La plus-value immobilière n’est pas la différence entre le prix d’achat et le prix de vente. C’est une notion fiscale, calculée selon des règles précises qui majorent le prix d’acquisition et minorent le prix de cession — et cette mécanique joue systématiquement en votre faveur, à condition de la connaître.
L’exonération principale
La vente de votre résidence principale est exonérée, sans condition de durée de détention, dès lors que le logement constitue effectivement votre habitation à la date de la cession. Cette exonération s’étend aux dépendances immédiates vendues simultanément.
D’autres exonérations existent : première cession d’un logement autre que la résidence principale sous conditions de remploi, cessions de faible montant, durée de détention longue, ou situation particulière du vendeur. Chacune obéit à des conditions strictes qu’il faut vérifier avant de s’engager.

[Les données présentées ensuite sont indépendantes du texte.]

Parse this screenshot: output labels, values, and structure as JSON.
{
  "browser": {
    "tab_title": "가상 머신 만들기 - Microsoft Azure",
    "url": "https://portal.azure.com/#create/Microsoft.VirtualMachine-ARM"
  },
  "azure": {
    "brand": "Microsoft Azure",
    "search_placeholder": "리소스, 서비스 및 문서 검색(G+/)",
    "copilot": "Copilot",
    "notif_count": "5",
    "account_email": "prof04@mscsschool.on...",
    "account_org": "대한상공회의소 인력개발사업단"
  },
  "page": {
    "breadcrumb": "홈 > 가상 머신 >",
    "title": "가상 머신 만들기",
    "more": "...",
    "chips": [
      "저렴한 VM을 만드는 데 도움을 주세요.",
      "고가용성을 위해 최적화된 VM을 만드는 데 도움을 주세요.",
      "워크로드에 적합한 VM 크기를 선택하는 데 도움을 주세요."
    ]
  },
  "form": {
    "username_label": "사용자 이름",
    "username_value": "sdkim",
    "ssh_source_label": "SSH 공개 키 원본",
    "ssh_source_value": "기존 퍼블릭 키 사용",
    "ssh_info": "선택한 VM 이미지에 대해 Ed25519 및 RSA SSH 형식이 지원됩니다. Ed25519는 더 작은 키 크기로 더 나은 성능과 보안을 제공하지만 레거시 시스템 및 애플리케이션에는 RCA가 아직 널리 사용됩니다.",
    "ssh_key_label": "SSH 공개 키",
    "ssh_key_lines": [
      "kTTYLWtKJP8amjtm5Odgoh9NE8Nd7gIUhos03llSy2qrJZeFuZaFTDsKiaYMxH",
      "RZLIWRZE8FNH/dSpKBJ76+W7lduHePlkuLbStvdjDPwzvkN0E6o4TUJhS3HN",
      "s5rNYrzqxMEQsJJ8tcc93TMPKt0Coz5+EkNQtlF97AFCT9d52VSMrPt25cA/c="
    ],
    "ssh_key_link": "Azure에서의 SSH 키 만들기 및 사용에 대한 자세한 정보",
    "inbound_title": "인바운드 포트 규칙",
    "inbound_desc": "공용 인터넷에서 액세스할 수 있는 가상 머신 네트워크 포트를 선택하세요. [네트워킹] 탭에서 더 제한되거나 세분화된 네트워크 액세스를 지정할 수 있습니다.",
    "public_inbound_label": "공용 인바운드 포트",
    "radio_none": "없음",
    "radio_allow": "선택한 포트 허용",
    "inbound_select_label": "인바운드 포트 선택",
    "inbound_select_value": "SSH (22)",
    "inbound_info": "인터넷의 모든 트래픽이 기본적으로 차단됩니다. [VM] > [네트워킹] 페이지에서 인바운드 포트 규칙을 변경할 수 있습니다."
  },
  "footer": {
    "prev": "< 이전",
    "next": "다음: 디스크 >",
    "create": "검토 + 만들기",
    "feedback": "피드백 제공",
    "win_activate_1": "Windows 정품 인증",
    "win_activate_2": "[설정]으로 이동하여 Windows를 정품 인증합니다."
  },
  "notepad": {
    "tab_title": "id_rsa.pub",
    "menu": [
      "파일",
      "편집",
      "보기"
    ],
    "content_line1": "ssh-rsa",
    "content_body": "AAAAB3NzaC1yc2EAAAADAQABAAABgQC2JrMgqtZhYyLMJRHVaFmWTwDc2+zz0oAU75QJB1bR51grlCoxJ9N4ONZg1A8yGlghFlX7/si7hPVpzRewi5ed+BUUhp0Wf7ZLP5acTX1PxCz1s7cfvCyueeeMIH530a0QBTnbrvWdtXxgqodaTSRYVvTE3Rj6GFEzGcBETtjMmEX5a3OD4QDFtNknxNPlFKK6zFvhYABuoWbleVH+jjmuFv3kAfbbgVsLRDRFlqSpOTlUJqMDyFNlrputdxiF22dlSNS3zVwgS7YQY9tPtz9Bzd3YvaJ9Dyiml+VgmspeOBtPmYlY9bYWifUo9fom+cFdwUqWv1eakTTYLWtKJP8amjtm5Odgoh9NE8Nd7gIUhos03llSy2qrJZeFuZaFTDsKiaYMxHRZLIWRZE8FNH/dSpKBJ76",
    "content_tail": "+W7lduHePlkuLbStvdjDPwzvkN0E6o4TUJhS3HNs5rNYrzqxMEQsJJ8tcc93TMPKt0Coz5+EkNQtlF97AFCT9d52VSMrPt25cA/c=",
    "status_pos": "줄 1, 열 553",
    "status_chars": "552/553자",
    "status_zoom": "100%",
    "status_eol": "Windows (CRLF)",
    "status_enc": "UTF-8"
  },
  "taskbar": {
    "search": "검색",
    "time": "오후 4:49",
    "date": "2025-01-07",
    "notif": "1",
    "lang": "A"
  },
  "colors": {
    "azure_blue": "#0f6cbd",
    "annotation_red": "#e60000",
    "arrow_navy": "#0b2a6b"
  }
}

Comment se calcule l’assiette
Le prix d’acquisition est majoré des frais d’acquisition — réels sur justificatifs, ou forfaitairement — et des travaux, également retenus sur factures ou selon un forfait après une certaine durée de détention. Cette majoration réduit d’autant la plus-value taxable.
Le prix de cession est diminué des frais supportés par le vendeur, notamment les diagnostics obligatoires et, le cas échéant, la commission d’agence lorsqu’elle est à sa charge.
Sur la plus-value ainsi obtenue s’appliquent ensuite des abattements pour durée de détention, dont les cadences diffèrent pour l’impôt sur le revenu et pour les prélèvements sociaux — d’où une exonération totale acquise à des dates différentes selon la composante. Une surtaxe s’ajoute au-delà d’un certain montant de plus-value.
Les points de vigilance
- Conservez toutes les factures de travaux depuis l’acquisition : elles peuvent valoir davantage que le forfait, particulièrement après une rénovation lourde.
- Le travail réalisé soi-même n’est pas retenu : seules les factures d’entreprise sont admises, matériaux achetés seuls exclus.
- En location meublée, les amortissements déduits sont réintégrés dans le calcul depuis la réforme — voir notre guide LMNP et revente.
- En société à l’impôt sur les sociétés, le régime est entièrement différent : calcul sur la valeur nette comptable et absence d’abattement pour durée de détention.
Questions fréquentes
La vente de ma résidence principale est-elle taxée ?
Non, elle est exonérée sans condition de durée de détention, dès lors que le bien constitue votre résidence principale effective au jour de la cession. Un logement quitté peu avant la vente peut conserver le bénéfice de l’exonération si la mise en vente est intervenue dans un délai raisonnable et que le bien est resté inoccupé. Une occupation de complaisance juste avant la vente est en revanche contestée.
Les travaux réduisent-ils la plus-value imposable ?
Oui. Les travaux de construction, reconstruction, agrandissement et amélioration réalisés par une entreprise viennent majorer le prix d’acquisition sur présentation des factures. Après une certaine durée de détention, un forfait peut être appliqué sans justificatif. Comparez les deux méthodes : après une rénovation importante, les factures réelles dépassent largement le forfait.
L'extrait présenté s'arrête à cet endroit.